As it stands, only native tribes hold exclusive rights to gambling in California with tribal casinos serving as the only locations offering any legal form of gambling. This approach does bring some difficulty to the modern approach to gambling and betting however, as the online space has been growing exponentially. In legal states there has been huge growth for online betting on platforms like these, particularly with the increase in viewership for other streamed sporting events such as esports and PPV events such as MMA. If California is to benefit from any regulation change then more flexibility needs to be provided to sports betting laws that also include the online space away from just the tribal casinos that currently exist in regulation.
There has been a little grey area to let some slip through the cracks. Private cardrooms have been allowed to operate largely due to a legal loophole that allows bets to take place so long as a third party is present rather than relying on house money. This may be a method approached by others if a bill takes any time to pass but once again this is where tribal casinos enter the conversation as concerns around loose language letting others slip through the cracks.
The bill earlier this year required 1 million signatures for the changes to be made but had come up just short of the total with 950,000. Although with the vote being held in the middle of a pandemic, it had been suggested that at any other point the numbers would’ve likely been made up as more people would’ve felt comfortable voting. Given the numbers seen throughout this year in the betting space, it’s looking more likely that figures be much easier to reach if the vote is held in 2022, with the growing support so long as the ongoing pandemic has found an end by that point in time. Numbers throughout the US still remain very high and an extended period of time with similar numbers could cause more trouble for the future bill.
California is one of the 22 states currently sitting on legislation to be passed however, only three states across the US have no plan to introduce a bill, with five states recently passing a bill, and the remaining twenty states having legalized sports betting. With the delay possibly leading to California to be one of the last remaining states to introduce change. There’s also another consideration that needs to be monitored as large amounts of wealth are leaving the state too.
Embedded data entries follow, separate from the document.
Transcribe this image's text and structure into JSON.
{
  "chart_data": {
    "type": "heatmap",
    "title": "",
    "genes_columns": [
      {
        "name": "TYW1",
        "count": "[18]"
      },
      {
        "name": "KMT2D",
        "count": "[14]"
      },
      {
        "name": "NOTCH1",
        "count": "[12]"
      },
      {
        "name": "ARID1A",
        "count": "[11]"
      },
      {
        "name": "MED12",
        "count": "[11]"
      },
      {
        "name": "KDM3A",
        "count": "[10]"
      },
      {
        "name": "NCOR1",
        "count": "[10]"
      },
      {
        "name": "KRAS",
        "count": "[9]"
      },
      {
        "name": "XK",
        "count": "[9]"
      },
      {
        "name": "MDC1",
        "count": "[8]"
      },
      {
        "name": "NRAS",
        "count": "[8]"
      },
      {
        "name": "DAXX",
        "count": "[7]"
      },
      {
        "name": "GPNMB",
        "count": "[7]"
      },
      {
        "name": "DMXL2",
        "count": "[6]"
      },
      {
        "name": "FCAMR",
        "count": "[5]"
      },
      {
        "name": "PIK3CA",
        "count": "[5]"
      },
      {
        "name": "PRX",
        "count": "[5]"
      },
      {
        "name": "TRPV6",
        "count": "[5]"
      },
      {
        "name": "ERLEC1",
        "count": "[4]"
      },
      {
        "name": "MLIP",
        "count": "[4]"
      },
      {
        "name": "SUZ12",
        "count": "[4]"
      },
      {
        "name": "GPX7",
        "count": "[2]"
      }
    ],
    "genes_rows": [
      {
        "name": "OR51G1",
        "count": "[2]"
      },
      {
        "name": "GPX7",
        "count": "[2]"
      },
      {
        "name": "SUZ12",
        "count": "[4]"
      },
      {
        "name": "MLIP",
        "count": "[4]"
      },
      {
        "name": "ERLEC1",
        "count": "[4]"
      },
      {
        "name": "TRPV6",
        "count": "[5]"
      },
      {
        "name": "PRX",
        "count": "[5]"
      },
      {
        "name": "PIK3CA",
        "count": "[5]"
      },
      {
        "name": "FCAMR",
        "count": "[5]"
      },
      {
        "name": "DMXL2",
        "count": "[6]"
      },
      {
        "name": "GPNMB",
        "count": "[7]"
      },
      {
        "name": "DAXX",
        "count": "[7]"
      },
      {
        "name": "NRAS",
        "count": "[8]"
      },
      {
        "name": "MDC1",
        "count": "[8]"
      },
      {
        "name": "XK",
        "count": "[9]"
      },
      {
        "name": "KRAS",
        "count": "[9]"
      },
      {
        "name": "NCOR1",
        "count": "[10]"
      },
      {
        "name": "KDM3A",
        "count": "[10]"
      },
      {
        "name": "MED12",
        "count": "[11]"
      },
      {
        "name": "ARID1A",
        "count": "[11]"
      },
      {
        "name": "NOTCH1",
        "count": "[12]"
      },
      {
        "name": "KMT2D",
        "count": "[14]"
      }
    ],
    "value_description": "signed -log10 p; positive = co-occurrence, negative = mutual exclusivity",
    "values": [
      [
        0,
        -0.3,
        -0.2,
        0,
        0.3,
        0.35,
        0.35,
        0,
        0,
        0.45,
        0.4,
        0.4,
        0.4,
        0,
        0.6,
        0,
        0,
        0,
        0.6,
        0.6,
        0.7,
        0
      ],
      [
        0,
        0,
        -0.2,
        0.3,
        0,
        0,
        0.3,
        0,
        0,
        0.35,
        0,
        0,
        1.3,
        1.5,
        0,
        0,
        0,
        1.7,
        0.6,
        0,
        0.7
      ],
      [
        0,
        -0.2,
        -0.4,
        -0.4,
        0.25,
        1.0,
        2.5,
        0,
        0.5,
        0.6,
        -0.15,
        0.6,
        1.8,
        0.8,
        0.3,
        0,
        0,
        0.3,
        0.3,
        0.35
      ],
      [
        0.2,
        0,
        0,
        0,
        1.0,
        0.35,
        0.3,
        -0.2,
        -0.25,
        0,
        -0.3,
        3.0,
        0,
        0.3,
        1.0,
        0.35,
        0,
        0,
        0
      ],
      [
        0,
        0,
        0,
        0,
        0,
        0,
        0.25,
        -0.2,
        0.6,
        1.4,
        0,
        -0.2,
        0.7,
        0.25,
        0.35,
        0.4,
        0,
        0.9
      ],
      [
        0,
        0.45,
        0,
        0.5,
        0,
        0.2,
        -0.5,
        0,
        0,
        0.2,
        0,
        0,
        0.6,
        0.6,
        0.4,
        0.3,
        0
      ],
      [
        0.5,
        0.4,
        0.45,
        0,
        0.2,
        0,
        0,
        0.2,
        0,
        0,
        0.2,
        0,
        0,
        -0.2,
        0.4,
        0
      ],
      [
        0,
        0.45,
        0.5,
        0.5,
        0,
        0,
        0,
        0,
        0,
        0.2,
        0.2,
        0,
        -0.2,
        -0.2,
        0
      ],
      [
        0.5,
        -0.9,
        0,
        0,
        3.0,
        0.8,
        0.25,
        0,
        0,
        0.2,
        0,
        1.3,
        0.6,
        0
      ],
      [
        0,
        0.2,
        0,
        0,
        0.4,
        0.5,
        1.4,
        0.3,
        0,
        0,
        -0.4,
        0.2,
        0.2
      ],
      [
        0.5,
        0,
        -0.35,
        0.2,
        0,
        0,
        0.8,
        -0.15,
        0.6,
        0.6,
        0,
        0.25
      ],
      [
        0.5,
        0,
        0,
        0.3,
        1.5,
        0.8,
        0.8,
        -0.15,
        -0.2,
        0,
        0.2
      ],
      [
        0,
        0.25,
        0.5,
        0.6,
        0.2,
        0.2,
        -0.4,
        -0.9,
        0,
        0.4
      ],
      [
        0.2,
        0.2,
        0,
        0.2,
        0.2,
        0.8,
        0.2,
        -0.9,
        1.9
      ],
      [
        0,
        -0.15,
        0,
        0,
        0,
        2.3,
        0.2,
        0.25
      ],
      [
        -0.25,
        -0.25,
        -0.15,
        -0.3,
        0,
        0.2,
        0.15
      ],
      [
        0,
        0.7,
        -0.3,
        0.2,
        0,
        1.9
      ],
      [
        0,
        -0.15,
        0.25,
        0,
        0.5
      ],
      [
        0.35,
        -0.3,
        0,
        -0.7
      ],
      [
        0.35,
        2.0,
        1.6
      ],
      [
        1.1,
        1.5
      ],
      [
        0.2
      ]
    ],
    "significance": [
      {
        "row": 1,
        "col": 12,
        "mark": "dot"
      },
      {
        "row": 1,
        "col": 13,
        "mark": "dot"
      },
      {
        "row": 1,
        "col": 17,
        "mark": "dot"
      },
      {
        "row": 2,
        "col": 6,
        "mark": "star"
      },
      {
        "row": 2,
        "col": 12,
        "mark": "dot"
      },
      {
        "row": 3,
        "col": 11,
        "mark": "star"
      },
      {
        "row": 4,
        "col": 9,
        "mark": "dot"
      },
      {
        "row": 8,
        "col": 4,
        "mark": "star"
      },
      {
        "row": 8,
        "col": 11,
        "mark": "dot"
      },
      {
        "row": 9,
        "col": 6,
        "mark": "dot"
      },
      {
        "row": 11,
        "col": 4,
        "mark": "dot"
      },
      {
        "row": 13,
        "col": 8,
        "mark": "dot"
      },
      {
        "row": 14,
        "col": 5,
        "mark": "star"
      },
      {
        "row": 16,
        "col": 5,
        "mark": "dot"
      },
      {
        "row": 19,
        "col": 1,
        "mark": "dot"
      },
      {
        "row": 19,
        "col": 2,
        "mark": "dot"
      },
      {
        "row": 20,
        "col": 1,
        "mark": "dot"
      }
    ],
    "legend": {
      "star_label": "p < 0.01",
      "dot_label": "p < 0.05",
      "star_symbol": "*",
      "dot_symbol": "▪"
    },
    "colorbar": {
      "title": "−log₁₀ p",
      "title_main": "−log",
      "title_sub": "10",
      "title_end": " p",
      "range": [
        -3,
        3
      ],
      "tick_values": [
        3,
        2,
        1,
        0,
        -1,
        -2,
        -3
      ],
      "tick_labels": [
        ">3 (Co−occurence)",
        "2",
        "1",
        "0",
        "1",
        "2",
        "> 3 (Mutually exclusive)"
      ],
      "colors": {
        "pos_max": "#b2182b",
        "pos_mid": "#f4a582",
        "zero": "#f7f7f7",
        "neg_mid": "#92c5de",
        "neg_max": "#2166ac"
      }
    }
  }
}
High tax rates in California are seeing a lot of big names heading for other states such as Texas to avoid the tax being paid and whilst the deficit may remain out of reach of these tax payments alone every little bit does add up, and sports betting may be one of the few solutions remaining.
Either way it’s a difficult situation for any involved. There’s still a lot of opposition to the change and there will be similar push back in 2022 too, although there’s a lot of optimism it could remain true that any delay would mean that future change could also be less likely. The further any introduced bill is pushed back the more clarity that would be required in order to ensure the language is properly understood, and to eliminate any possible grey area.